Saturday, March 25, 2006

the chelsea girls


The Chelsea Girls
d. Andy Warhol, 1966

Andy Warhol's The Chelsea Girls is a long, rambling, self-indulgent exercise. However, I still feel compelled to write a review and it is important to note that I meant my first sentence as a review. I could see an experimental film like this not working, but Warhol and his cast are so sure of their fabulousness that the result is a spellbinding and hypnotic experience like no other.

In 1966, Warhol filmed 12, 33 minute reels at the Chelsea Hotel. In the film, he plays 2 of them at a time, which averages out to about 180 minutes of unrelated segments of people like Nico, Pope Ondine (who steals the show), Brigid Berlin, and other Warhol "superstars."

What makes The Chelsea Girls truly successful is the amount of freedom that is given to the viewer. With two reels playing at a time (only one of the two has sound), it is up to the viewer what to focus his attention on.

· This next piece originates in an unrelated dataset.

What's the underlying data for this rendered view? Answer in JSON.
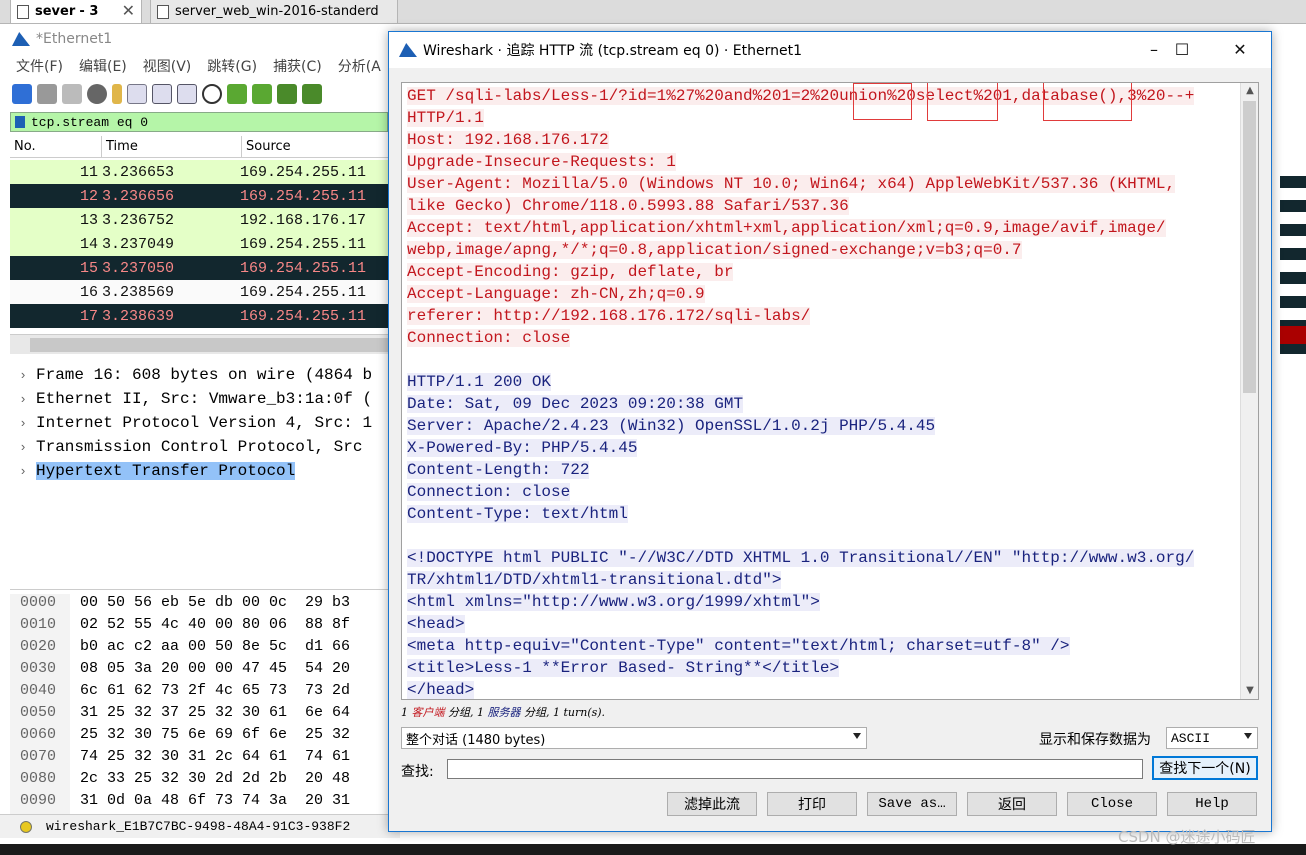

This, in turn, becomes an examination of our experience at the movies and what is expected from one.

The different segments, not related in any way, vary from the very strange, as is the segment titled "Boys in Bed," to the truly sublime, the last 33 minutes in which one of the reels is titled "Nico Crying" and the other shows Ondine shooting up heroin and then trying to figure out what to do with the rest of his time. The one thing all of these sequences have in common is the organic feel that is common not only present in Warhol's work, but in a lot of other experimental films. This fundamentally fascinating exercise is a very unique experience.